Yo tengo una teoría, que es... todo el discurso de Fidel Castro en este momento, y desde hace muchos años, desde el inicio, se basa en la invasión norteamericana. La ciudad de La Habana, manteniéndose en ruinas, es exactamente, corresponde exactamente con ese discurso, de algún modo, para legitimar el poder político, Fidel Castro ha dicho que estamos a punto siempre de estar invadidos por Estados Unidos. Para legitimar, arquitectónicamente, ese discurso político, la ciudad tiene el aspecto de haber sido ya bombardeada, y de haber sido invadida. Entonces en ese sentido me parece que puede hablarse de un arte nuevo de hacer ruinas.
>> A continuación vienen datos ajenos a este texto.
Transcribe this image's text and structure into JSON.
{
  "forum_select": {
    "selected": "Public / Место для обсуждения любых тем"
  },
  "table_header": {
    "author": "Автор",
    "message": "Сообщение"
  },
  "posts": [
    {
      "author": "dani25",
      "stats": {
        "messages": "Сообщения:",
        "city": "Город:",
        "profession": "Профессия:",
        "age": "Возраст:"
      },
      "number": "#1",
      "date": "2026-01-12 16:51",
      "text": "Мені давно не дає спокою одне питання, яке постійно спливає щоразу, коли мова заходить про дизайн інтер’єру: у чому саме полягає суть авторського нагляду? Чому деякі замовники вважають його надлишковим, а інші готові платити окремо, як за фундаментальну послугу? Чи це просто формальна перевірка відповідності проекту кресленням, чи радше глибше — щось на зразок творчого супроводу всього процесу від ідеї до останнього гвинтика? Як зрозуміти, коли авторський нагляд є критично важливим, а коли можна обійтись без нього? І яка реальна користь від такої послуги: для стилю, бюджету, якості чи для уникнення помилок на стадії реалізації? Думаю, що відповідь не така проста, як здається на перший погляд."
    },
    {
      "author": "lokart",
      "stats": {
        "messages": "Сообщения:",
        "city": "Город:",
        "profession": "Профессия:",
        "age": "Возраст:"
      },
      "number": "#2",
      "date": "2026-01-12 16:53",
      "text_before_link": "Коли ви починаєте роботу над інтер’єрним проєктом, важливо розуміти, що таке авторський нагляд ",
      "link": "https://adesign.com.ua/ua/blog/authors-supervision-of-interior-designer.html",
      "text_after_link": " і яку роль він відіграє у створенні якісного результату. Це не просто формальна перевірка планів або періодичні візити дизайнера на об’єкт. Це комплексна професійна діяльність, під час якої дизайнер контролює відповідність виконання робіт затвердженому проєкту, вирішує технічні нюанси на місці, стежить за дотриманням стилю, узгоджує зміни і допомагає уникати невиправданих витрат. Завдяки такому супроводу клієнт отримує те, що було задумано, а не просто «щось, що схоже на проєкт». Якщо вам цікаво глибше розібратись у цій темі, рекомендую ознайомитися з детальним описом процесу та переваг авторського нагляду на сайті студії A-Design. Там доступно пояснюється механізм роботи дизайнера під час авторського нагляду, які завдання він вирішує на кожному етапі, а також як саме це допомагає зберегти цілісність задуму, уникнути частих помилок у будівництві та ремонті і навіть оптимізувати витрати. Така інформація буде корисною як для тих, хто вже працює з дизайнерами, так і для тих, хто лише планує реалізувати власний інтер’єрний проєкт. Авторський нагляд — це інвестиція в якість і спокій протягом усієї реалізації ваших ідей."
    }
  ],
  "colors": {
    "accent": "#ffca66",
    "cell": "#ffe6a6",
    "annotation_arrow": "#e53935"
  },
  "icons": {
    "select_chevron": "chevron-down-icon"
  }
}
     Y en este momento, de las tomas travelling por las calles de la capital y las tomas de edificios sin ventanas ni techos, volvemos al balcón de Ponte, como hicimos anteriormente, para concluir las reflexiones, ya no con la voz en off sino en entrevista directa.
     Al final es un poco lo mismo que esos grandes hacendados y esos grandes propietarios ingleses. Como el gótico no tuvo lugar en sus haciendas, lo fabrican, y se fabrican sus ruinas falsas. Como la invasión no tuvo lugar, nosotros somos las ruinas falsas de esa invasión, de esa guerra que no fue.
     Al equiparar el gobierno cubano a los grandes propietarios ingleses, Ponte subraya tanto lo congruente como lo inconmensurable. Lo seguro es que al efectuar la transición entre la Inglaterra en el siglo XVIII y La Habana en el siglo XXI, la película cambia un sistema representativo por otro—abordamos otra “structure of feeling”, otro “mapa cognoscitivo”. Ya estamos lejos del discurso estético de Simmel—tal como se ha representado hasta el momento—lejos de las preocupaciones de aquel Aschenbach de viaje en “una playa cualquiera del Mediodía deleitable”. Y es que el romanticismo alemán no iba a sobrevivir en la Cuba contemporánea, como ya Ponte había insinuado. El Thomas Mann de La Habana no moriría de cólera contemplando la belleza de un joven; más bien “le caería encima una cornisa”. La tragedia romántica se ha vuelto farsa posmoderna.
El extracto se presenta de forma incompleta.